Jednak od czwartej w nowym roku kolejki Raków wchodził już na odpowiednie obroty. Tak było w 2020 roku (zwycięstwo z Piastem), 2021 (triumf nad Zagłębiem Lubin), czy w ubiegłym roku (wygrana z Wisłą Płock). Można więc upatrywać w tym nadziei na solidny wynik w dzisiejszej rywalizacji obu zespołów. Trudno jednak zrozumieć, gdzie tkwi problem częstochowian z wejściem w rundę wiosenną. Można oczywiście jedynie się domyślać, jednak wiele wskazuje na to, że problemem jest okres przygotowawczy.

„Śruba” zazwyczaj jest bardzo mocno dokręcana. Zawodnicy są przygotowywani na bardzo intensywną grę przez całą rundę. Stąd też pojawia się zmęczenie. Organizmy piłkarzy dopiero po kilku tygodniach od zakończenia przygotowań są gotowe do pełnoprawnej rywalizacji ligowej. Zapewne kibice wierzą w to, że i tym razem tak się stanie. W końcu Raków walczy w tym sezonie o mistrzostwo Polski, dodatkowo do walki o tytuł przystępuje z pozycji lidera. Prawdopodobnie dzisiejsza rywalizacja z Górnikiem da odpowiedź, czy faktycznie częstochowianie już weszli na odpowiednie obroty, czy też problem jest głębszy, niż się wydaje. Jeżeli prawdziwa jest druga możliwość, to sztab szkoleniowy wicemistrza Polski będzie musiał szybko zareagować. Inaczej przewaga nad Legią znów może stopnieć.


MECZE RAKOWA POD WODZĄ MARKA PAPSZUNA Z GÓRNIKIEM ZABRZE

DATA ROZEGRANIA ROZGRYWKI DOM/WYJAZD WYNIK TRENER GÓRNIKA

10.08.2019 EKSTRAKLASA WYJAZD 0:1 Marcin BROSZ

14.12.2019 EKSTRAKLASA DOM* 2:1 Marcin BROSZ

10.07.2020 EKSTRAKLASA WYJAZD 1:4 Marcin BROSZ

17.10.2020 EKSTRAKLASA WYJAZD 3:1 Marcin BROSZ

10.02.2021 PUCHAR POLSKI DOM* 4:2 Marcin BROSZ

20.03.2021 EKSTRAKLASA DOM* 0:0 Marcin BROSZ

15.12.2021 EKSTRAKLSA DOM 1:2 Jan URBAN

20.02.2022 EKSTRAKLSA WYJAZD 1:1 Jan URBAN

07.08.2022 EKSTRAKLSA WYJAZD 0:1 Bartosch GAUL

9 meczów 3 zwycięstwa Rakowa 2 remisy 4 zwycięstwa Górnika Bilans bramek: 12:13

*mecze rozegrane w Bełchatowie

LICZBY

Tylko 1 w ostatnich latach obie drużyny zmierzyły się ze sobą na stadionie przy Limanowskiego.

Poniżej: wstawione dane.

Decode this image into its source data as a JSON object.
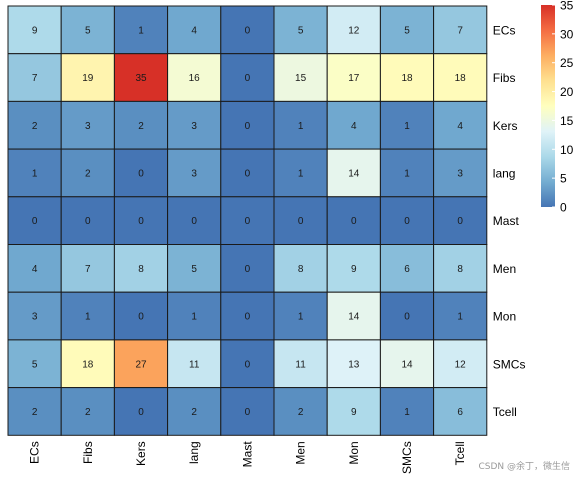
{
  "chart_data": {
    "type": "heatmap",
    "rows": [
      "ECs",
      "Fibs",
      "Kers",
      "lang",
      "Mast",
      "Men",
      "Mon",
      "SMCs",
      "Tcell"
    ],
    "columns": [
      "ECs",
      "Fibs",
      "Kers",
      "lang",
      "Mast",
      "Men",
      "Mon",
      "SMCs",
      "Tcell"
    ],
    "values": [
      [
        9,
        5,
        1,
        4,
        0,
        5,
        12,
        5,
        7
      ],
      [
        7,
        19,
        35,
        16,
        0,
        15,
        17,
        18,
        18
      ],
      [
        2,
        3,
        2,
        3,
        0,
        1,
        4,
        1,
        4
      ],
      [
        1,
        2,
        0,
        3,
        0,
        1,
        14,
        1,
        3
      ],
      [
        0,
        0,
        0,
        0,
        0,
        0,
        0,
        0,
        0
      ],
      [
        4,
        7,
        8,
        5,
        0,
        8,
        9,
        6,
        8
      ],
      [
        3,
        1,
        0,
        1,
        0,
        1,
        14,
        0,
        1
      ],
      [
        5,
        18,
        27,
        11,
        0,
        11,
        13,
        14,
        12
      ],
      [
        2,
        2,
        0,
        2,
        0,
        2,
        9,
        1,
        6
      ]
    ],
    "color_range": [
      0,
      35
    ],
    "legend_ticks": [
      0,
      5,
      10,
      15,
      20,
      25,
      30,
      35
    ],
    "legend_position": "top-right",
    "palette": [
      "#4575b4",
      "#74add1",
      "#abd9e9",
      "#e0f3f8",
      "#ffffbf",
      "#fee090",
      "#fdae61",
      "#f46d43",
      "#d73027"
    ],
    "grid": true
  },
  "watermark": "CSDN @余丁，微生信"
}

Częstochowianie przegrali to spotkanie 1:2. Raków na prowadzenie wyprowadził Mateusz Wdowiak, a gole dla zabrzan zdobywali Jesus Jimenez i Mateusz Cholewiak.

6 razy Marek Papszun zmierzył się z Marcinem Broszem, gdy ten prowadził Górnika. Bilans tamtych meczów był korzystny dla Rakowa. Częstochowianie wygrali trzy z nich. Dwukrotnie lepsi byli zabrzanie, a raz padł bezbramkowy remis.

5 bramek przeciwko Rakowowi zdobył Jesus Jimenez. Piłkarz, który rok temu opuścił Górnika zdobywał gole w czterech spotkaniach z aktualnym liderem ekstraklasy. Mimo to zabrzanie wygrali tylko dwa z nich.

2 gole samobójcze w starciach z Górnikiem zanotowali częstochowianie. Pierwszego z nich zdobył Igor Sapała (porażka 0:1), drugiego Jarosław Jach (Górnik wygrał 4:1).

5 rzutów karnych zostało podyktowanych w rywalizacjach obu drużyn z ostatnich latach. Wszystkie zostały wykorzystane. Cztery z nich wykonywali częstochowianie. PO dwa egzekwowali Petr Schwarz i Ivan Lopez. Dla zabrzan z 11. metrów trafił Jesus Jimenez. Średnio w co drugim meczu arbiter wskazywał na „wapno”.


Na zdjęciu: Marek Papszun nie lubi rywalizować z Górnikiem Zabrze.